By all criteria, this a concentration camp. Not “concentration camp” as rhetorical inflation, or emotionally manipulative shorthand, or edgy metaphor—but as in: literally.
As in: detention without trial, state control, inhumane living conditions, forced labor, dehumanization, brutal violence, isolation from accountability, psychological torture, and—by every available logical extension—murder.
That last one we can’t yet verify in the strict evidentiary sense, but the circumstances suggest it like smoke suggests fire, and they are already trying to hide their actions and deny what is occurring.
Guantanamo Bay is/was its own fresh hell, but it was not a concentration camp.
Why is it not?
Because it was used for a select few (relatively speaking). It wasn’t a camp built to concentrate a sizeable portion of our population into one small area.
I’ve already said that there are good arguments for why this shouldn’t be considered a concentration camp, and this isn’t one of them. This is like saying genocide isn’t genocide because the unique tribe you wiped out was only a couple hundred people. So, if you took that same tribe of people and put them in a camp and resteicted their movement, would you not consider it a concentration camp because of it’s size?
It was an off the record black torture/interrogation site. They didn’t send every taliban they accounted there. It was selective.
Ah, sorry, I didn’t realize that the Nazis sent all their prisoners to one camp. I guess those weren’t concentration camps, either.
I’m sure the Nazis had torture/interrogation sites too.
Nobody said that not being a concentration camp made Guantanamo ok.
No, someone just said it’s not a concentration camp because everyone of one demographic wasn’t there.
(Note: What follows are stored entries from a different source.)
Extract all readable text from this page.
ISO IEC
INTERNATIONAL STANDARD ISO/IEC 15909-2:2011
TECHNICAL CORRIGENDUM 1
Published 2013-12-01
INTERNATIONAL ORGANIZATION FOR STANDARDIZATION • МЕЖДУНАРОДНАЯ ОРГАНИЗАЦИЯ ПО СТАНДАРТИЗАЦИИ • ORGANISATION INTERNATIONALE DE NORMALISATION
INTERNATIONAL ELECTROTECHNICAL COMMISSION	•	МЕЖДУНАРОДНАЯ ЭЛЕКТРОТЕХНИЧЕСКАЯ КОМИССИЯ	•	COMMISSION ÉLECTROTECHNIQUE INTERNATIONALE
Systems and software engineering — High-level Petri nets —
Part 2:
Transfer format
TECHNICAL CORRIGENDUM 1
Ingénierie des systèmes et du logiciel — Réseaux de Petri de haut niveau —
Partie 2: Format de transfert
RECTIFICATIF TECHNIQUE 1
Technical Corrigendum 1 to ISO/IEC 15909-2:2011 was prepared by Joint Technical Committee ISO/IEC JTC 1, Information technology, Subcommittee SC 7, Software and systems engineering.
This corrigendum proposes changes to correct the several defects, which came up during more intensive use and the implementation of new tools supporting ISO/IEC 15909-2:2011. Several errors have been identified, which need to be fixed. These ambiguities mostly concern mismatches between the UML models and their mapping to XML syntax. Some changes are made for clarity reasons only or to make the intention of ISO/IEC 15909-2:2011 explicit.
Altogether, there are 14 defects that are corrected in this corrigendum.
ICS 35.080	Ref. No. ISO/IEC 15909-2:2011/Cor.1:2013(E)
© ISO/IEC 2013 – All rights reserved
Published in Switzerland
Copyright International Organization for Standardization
Actually, on further thought, I’ll give you that. But, unsurprisingly, limited rights abuses tend to lead to more extensive rights abuses, and the only really surprising thing is that it took more than 20 years to go from torture camps to concentration camps. Waiting for those ghettos, Poland style.
You misinterpreted my response. The point is the intention (giving 1 example at the time of operation). That intention was interrogation not concentrating undesirables.
I’m pretty sure the vast majority of criminals imprisoned in America have been interrogated without having to be removed to a different country and kept in a special prison. I imagine the exceptions are military personnel stationed outside America, criminals serving sentences in other countries, and the people at Guantanamo bay? So why are they being treated differently?
I guess it’s semantics. If you want to call black sites concentration camps that’s fine by me, there’s a lot of overlap, I acknowledge that.